Étonné, je regardai autour de nous, et je ne vis personne. Mais, des yeux, il me montra le salon des hanoums, le salon des dames turques voilées, le salon interdit aux hommes, à tous les hommes, musulmans aussi bien que chrétiens.

—Elle est là,—murmura-t-il.

Je me taisais. Que dire, cette fois encore? Une angoisse de pitié serrait ma gorge.

Lui reprit, un peu plus haut:

—Oui, très cher! elle est là!... Ah! dieux! quelle faillite!... Tous nos espoirs, toutes nos chimères, tous nos enthousiasmes, ils sont là, eux aussi: dans le salon clos, sous le tcharchaf!—Et ils n'en sortiront plus, plus jamais!... Vous vous rappelez, notre réveillon du café de Paris? Vous avez eu raison, encore, ce soir-là! Pauvre révolution turque, si noblement commencée!
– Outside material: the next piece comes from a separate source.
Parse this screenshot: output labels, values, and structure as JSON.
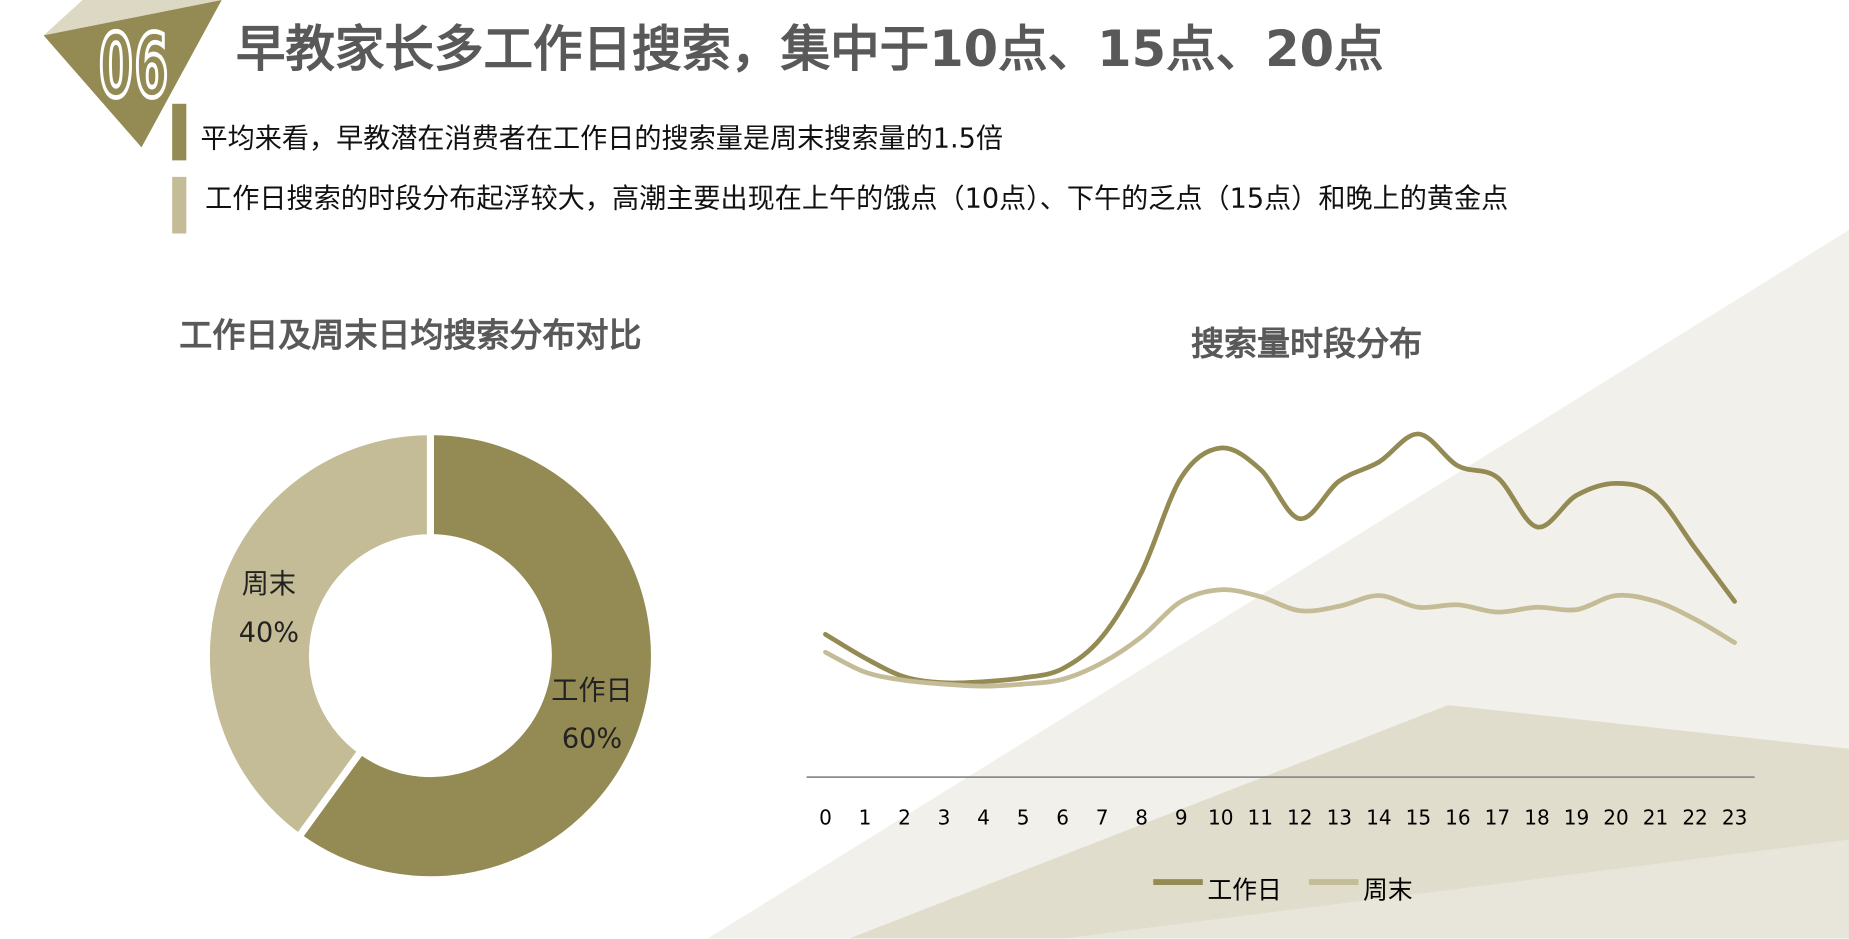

Pauvre nation chimérique, qui voulait vivre, respirer, être libre, être grande! Union, Progrès! Ah! l'Europe y a vite mis bon ordre...

Je lui pris la main droite, et je comptai sur ses doigts:

—Arif, de 1908 à 1912, quatre ans. De 1789 à 1793, quatre ans. Vous n'en êtes qu'à 1793. Patience! Ce ne fut qu'en 1796 que Bonaparte vint.

—Parbleu!—dit-il,—Bonaparte! Vous, on vous a laissé le temps de l'attendre! Nous, l'Europe n'aura garde!